I just uploaded a (really) minimal demo project for my port:
https://github.com/thomask77/STM32F4_demo
have fun,
Thomas Kindler
zbrozek wrote on Wednesday, January 25, 2012:
Is there any word on when/if this unofficial port will be made official? Or if there will be an official port sometime in the nearish future?
Cheers,
Sasha
johnsotack wrote on Tuesday, January 31, 2012:
If I run with a single task the assert fails for the line in bold. More specifically, if I remove the comments from the task create below, everything will work.
void DebugUART::Start()
{
// Init the Debug UART then start the task.
SerialDebugUARTInit();
// xTaskCreate( vDebugUARTOutputTask, (signed char *) “DebugUART”, configMINIMAL_STACK_SIZE,
// NULL, mainDEBUG_UART_TASK_PRIORITY, &hDebugOutputTask );
}
My solution was simply to run with two tasks. I don’t know if this is a bug or something I am doing wrong. By the way. Thank you for the port. The STM32F4 series seems very nice in many respects. It is nice to have a FreeRTOS port for it.

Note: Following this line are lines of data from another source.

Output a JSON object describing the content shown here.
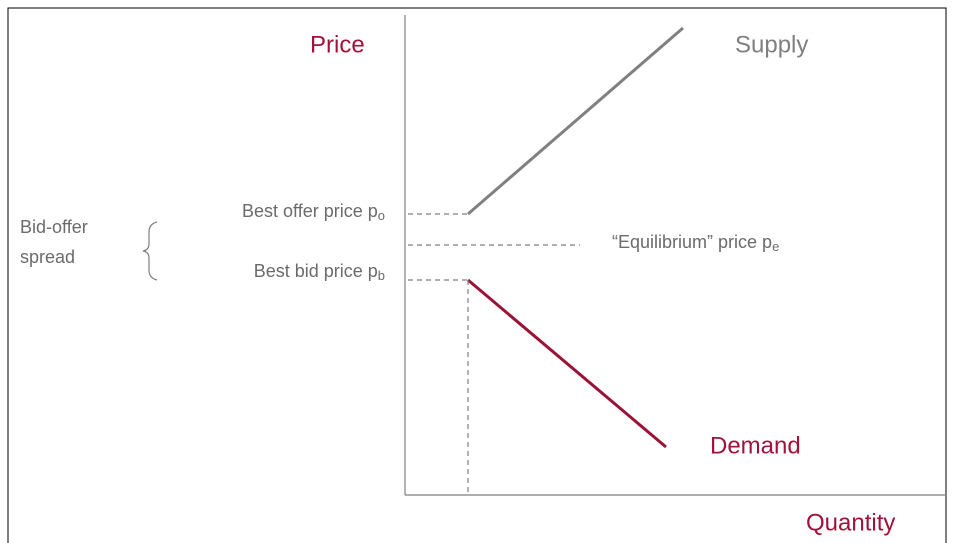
{
  "axes": {
    "y_label": "Price",
    "x_label": "Quantity"
  },
  "curves": {
    "supply": "Supply",
    "demand": "Demand"
  },
  "spread": {
    "line1": "Bid-offer",
    "line2": "spread"
  },
  "prices": {
    "offer": {
      "text": "Best offer price p",
      "sub": "o"
    },
    "equilibrium": {
      "text": "“Equilibrium” price p",
      "sub": "e"
    },
    "bid": {
      "text": "Best bid price p",
      "sub": "b"
    }
  }
}
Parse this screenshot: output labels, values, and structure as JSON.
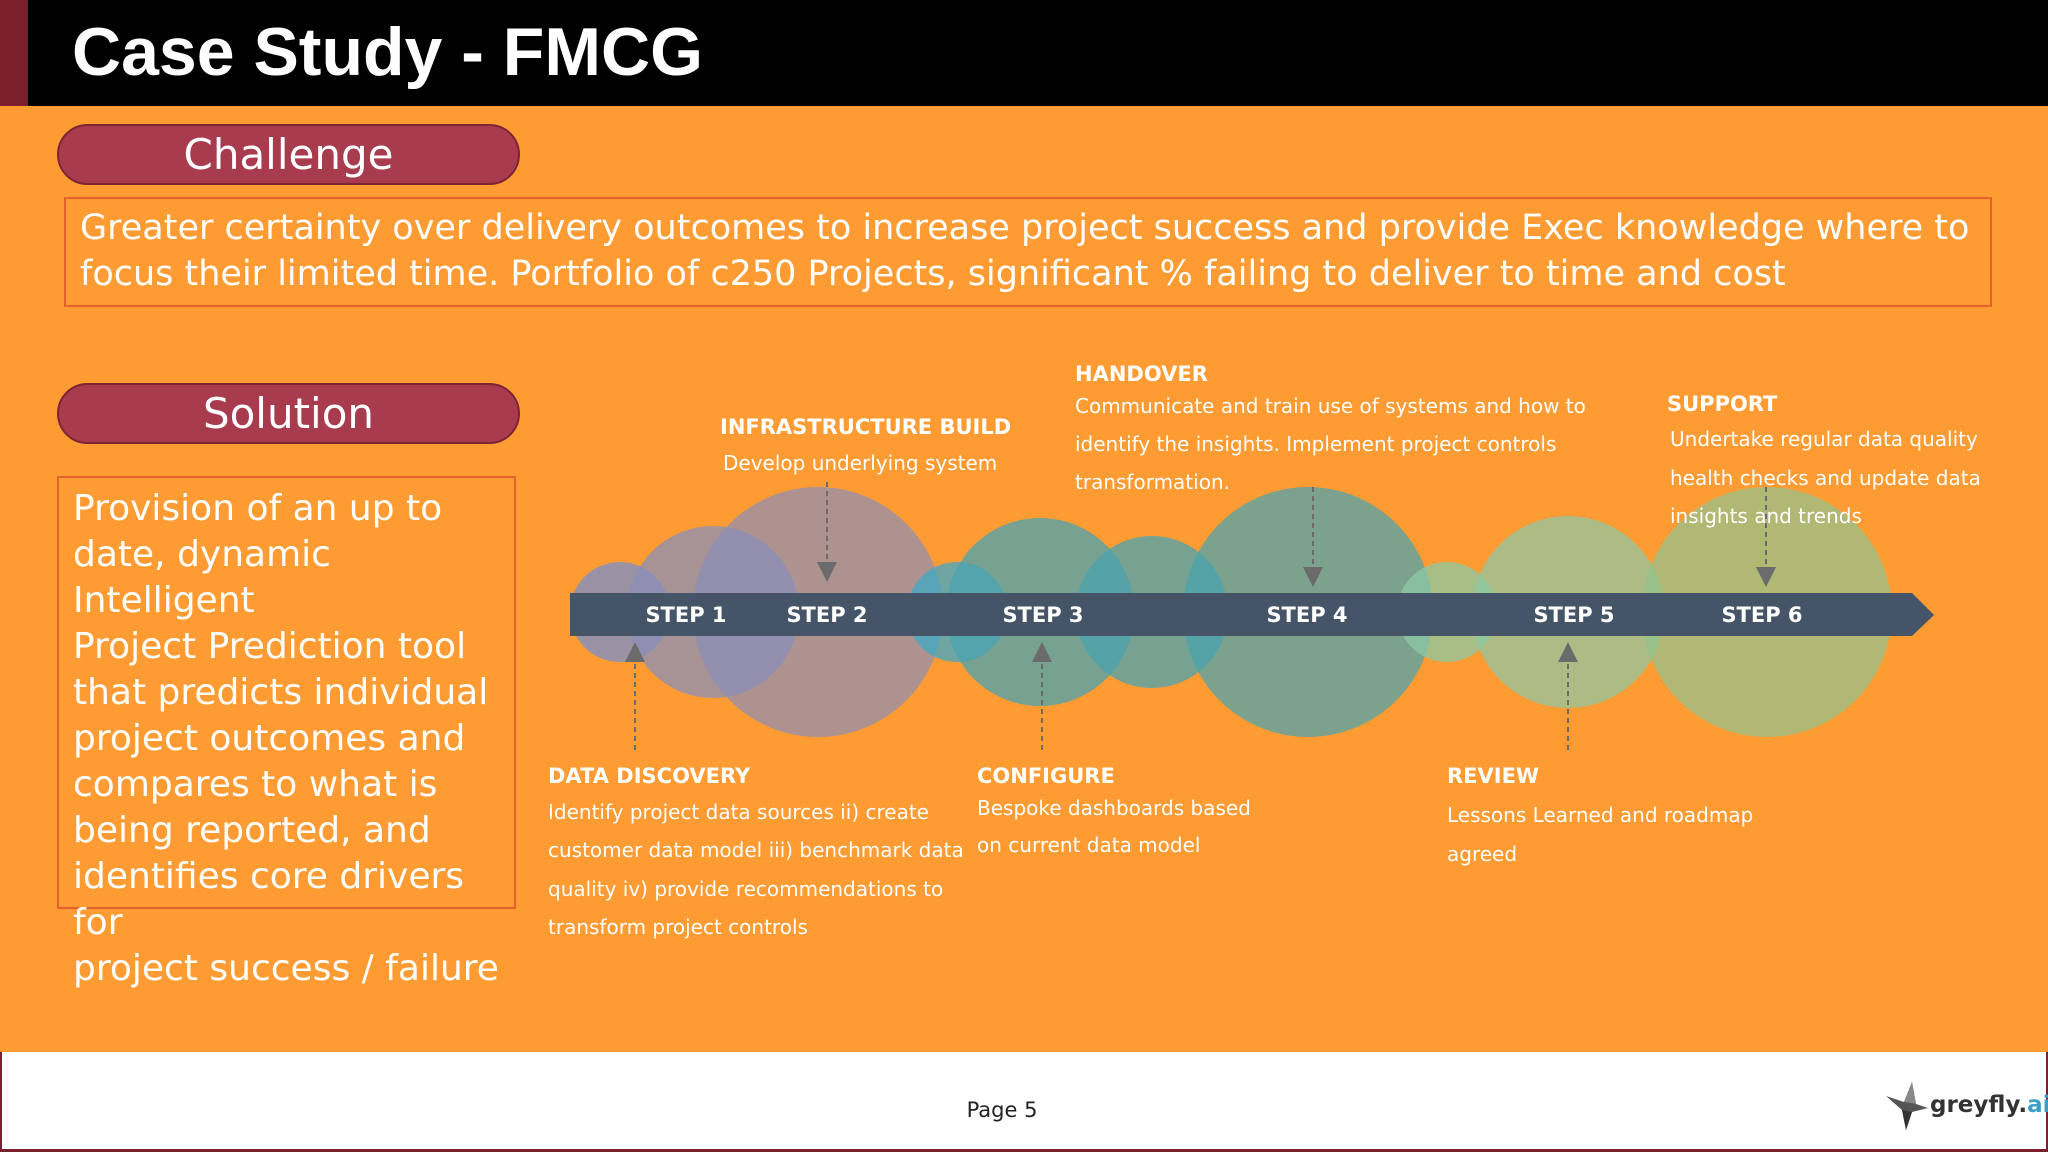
{
  "header": {
    "title": "Case Study - FMCG"
  },
  "challenge": {
    "label": "Challenge",
    "lines": [
      "Greater certainty over delivery outcomes to increase project success and provide Exec knowledge where to",
      "focus their limited time. Portfolio of c250 Projects, significant % failing to deliver to time and cost"
    ]
  },
  "solution": {
    "label": "Solution",
    "lines": [
      "Provision of an up to",
      "date, dynamic Intelligent",
      "Project Prediction tool",
      "that predicts individual",
      "project outcomes and",
      "compares to what is",
      "being reported, and",
      "identifies core drivers for",
      "project success / failure"
    ]
  },
  "steps": [
    "STEP 1",
    "STEP 2",
    "STEP 3",
    "STEP 4",
    "STEP 5",
    "STEP 6"
  ],
  "phases": {
    "data_discovery": {
      "title": "DATA DISCOVERY",
      "lines": [
        "Identify project data sources ii) create",
        "customer data model iii) benchmark data",
        "quality iv) provide recommendations to",
        "transform project controls"
      ]
    },
    "infrastructure_build": {
      "title": "INFRASTRUCTURE BUILD",
      "lines": [
        "Develop underlying system"
      ]
    },
    "configure": {
      "title": "CONFIGURE",
      "lines": [
        "Bespoke dashboards based",
        "on current data model"
      ]
    },
    "handover": {
      "title": "HANDOVER",
      "lines": [
        "Communicate and train use of systems and how to",
        "identify the insights.  Implement project controls",
        "transformation."
      ]
    },
    "review": {
      "title": "REVIEW",
      "lines": [
        "Lessons Learned and roadmap",
        "agreed"
      ]
    },
    "support": {
      "title": "SUPPORT",
      "lines": [
        "Undertake regular data quality",
        "health checks and update data",
        "insights and trends"
      ]
    }
  },
  "footer": {
    "page": "Page 5",
    "logo_main": "greyfly.",
    "logo_accent": "ai"
  },
  "colors": {
    "background": "#ff9b33",
    "header": "#000000",
    "pill": "#a83b4e",
    "box_border": "#e5622a",
    "arrow_bar": "#455466"
  },
  "icons": [
    "greyfly-bird-logo-icon"
  ]
}
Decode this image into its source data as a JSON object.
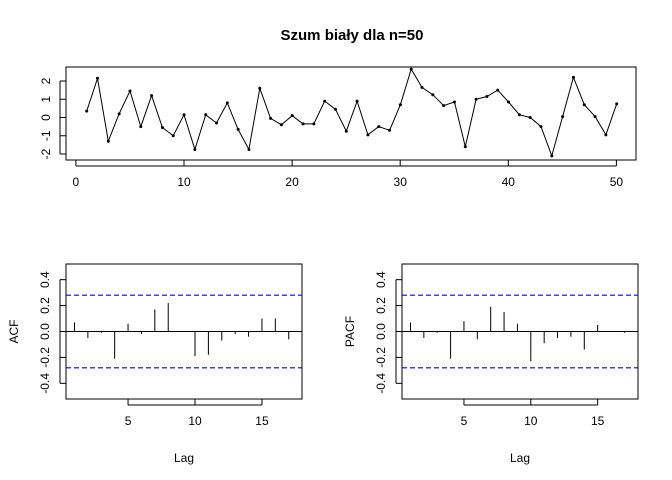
{
  "chart_data": [
    {
      "type": "line",
      "title": "Szum biały dla n=50",
      "xlabel": "",
      "ylabel": "",
      "xlim": [
        1,
        50
      ],
      "ylim": [
        -2.1,
        2.6
      ],
      "x_ticks": [
        "0",
        "10",
        "20",
        "30",
        "40",
        "50"
      ],
      "y_ticks": [
        "-2",
        "-1",
        "0",
        "1",
        "2"
      ],
      "x": [
        1,
        2,
        3,
        4,
        5,
        6,
        7,
        8,
        9,
        10,
        11,
        12,
        13,
        14,
        15,
        16,
        17,
        18,
        19,
        20,
        21,
        22,
        23,
        24,
        25,
        26,
        27,
        28,
        29,
        30,
        31,
        32,
        33,
        34,
        35,
        36,
        37,
        38,
        39,
        40,
        41,
        42,
        43,
        44,
        45,
        46,
        47,
        48,
        49,
        50
      ],
      "values": [
        0.35,
        2.15,
        -1.3,
        0.2,
        1.45,
        -0.5,
        1.2,
        -0.55,
        -1.0,
        0.15,
        -1.75,
        0.15,
        -0.3,
        0.8,
        -0.65,
        -1.75,
        1.6,
        -0.05,
        -0.4,
        0.1,
        -0.35,
        -0.35,
        0.9,
        0.45,
        -0.75,
        0.9,
        -0.95,
        -0.5,
        -0.7,
        0.7,
        2.65,
        1.65,
        1.25,
        0.65,
        0.85,
        -1.6,
        1.0,
        1.15,
        1.5,
        0.85,
        0.15,
        0.0,
        -0.5,
        -2.1,
        0.05,
        2.2,
        0.7,
        0.05,
        -0.95,
        0.75
      ],
      "grid": false,
      "marker": "point"
    },
    {
      "type": "bar",
      "title": "",
      "xlabel": "Lag",
      "ylabel": "ACF",
      "xlim": [
        0.5,
        17.5
      ],
      "ylim": [
        -0.5,
        0.5
      ],
      "x_ticks": [
        "5",
        "10",
        "15"
      ],
      "y_ticks": [
        "-0.4",
        "-0.2",
        "0.0",
        "0.2",
        "0.4"
      ],
      "x": [
        1,
        2,
        3,
        4,
        5,
        6,
        7,
        8,
        9,
        10,
        11,
        12,
        13,
        14,
        15,
        16,
        17
      ],
      "values": [
        0.07,
        -0.05,
        -0.01,
        -0.21,
        0.06,
        -0.02,
        0.17,
        0.22,
        0.0,
        -0.19,
        -0.18,
        -0.07,
        -0.02,
        -0.04,
        0.1,
        0.1,
        -0.06
      ],
      "confidence_band": 0.28,
      "confidence_color": "#0000ff"
    },
    {
      "type": "bar",
      "title": "",
      "xlabel": "Lag",
      "ylabel": "PACF",
      "xlim": [
        0.5,
        17.5
      ],
      "ylim": [
        -0.5,
        0.5
      ],
      "x_ticks": [
        "5",
        "10",
        "15"
      ],
      "y_ticks": [
        "-0.4",
        "-0.2",
        "0.0",
        "0.2",
        "0.4"
      ],
      "x": [
        1,
        2,
        3,
        4,
        5,
        6,
        7,
        8,
        9,
        10,
        11,
        12,
        13,
        14,
        15,
        16,
        17
      ],
      "values": [
        0.07,
        -0.05,
        -0.01,
        -0.21,
        0.08,
        -0.06,
        0.19,
        0.15,
        0.06,
        -0.23,
        -0.09,
        -0.05,
        -0.04,
        -0.14,
        0.05,
        0.0,
        -0.01
      ],
      "confidence_band": 0.28,
      "confidence_color": "#0000ff"
    }
  ]
}
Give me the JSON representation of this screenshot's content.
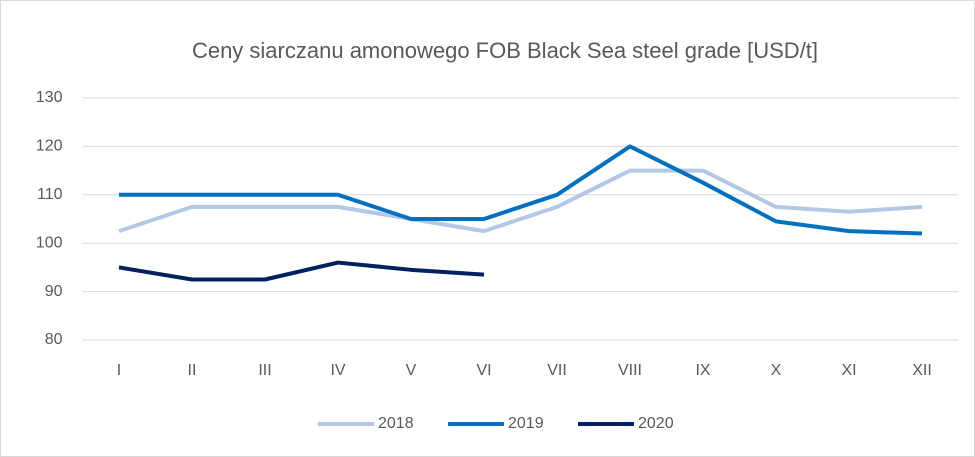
{
  "chart_data": {
    "type": "line",
    "title": "Ceny siarczanu amonowego FOB Black Sea steel grade [USD/t]",
    "categories": [
      "I",
      "II",
      "III",
      "IV",
      "V",
      "VI",
      "VII",
      "VIII",
      "IX",
      "X",
      "XI",
      "XII"
    ],
    "series": [
      {
        "name": "2018",
        "color": "#b4c7e7",
        "values": [
          102.5,
          107.5,
          107.5,
          107.5,
          105,
          102.5,
          107.5,
          115,
          115,
          107.5,
          106.5,
          107.5
        ]
      },
      {
        "name": "2019",
        "color": "#0070c0",
        "values": [
          110,
          110,
          110,
          110,
          105,
          105,
          110,
          120,
          112.5,
          104.5,
          102.5,
          102
        ]
      },
      {
        "name": "2020",
        "color": "#002060",
        "values": [
          95,
          92.5,
          92.5,
          96,
          94.5,
          93.5,
          null,
          null,
          null,
          null,
          null,
          null
        ]
      }
    ],
    "ylim": [
      80,
      130
    ],
    "yticks": [
      80,
      90,
      100,
      110,
      120,
      130
    ],
    "grid": true,
    "legend": "bottom"
  }
}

void vTaskSwitchContext( void )
{
.
.
.
while( listLIST_IS_EMPTY( &( pxReadyTasksLists ) ) )
{
configASSERT( uxTopReadyPriority );
-uxTopReadyPriority;
}
/* listGET_OWNER_OF_NEXT_ENTRY walks through the list, so the tasks of the
same priority get an equal share of the processor time. */
listGET_OWNER_OF_NEXT_ENTRY( pxCurrentTCB, &( pxReadyTasksLists ) );
traceTASK_SWITCHED_IN();
}
}
John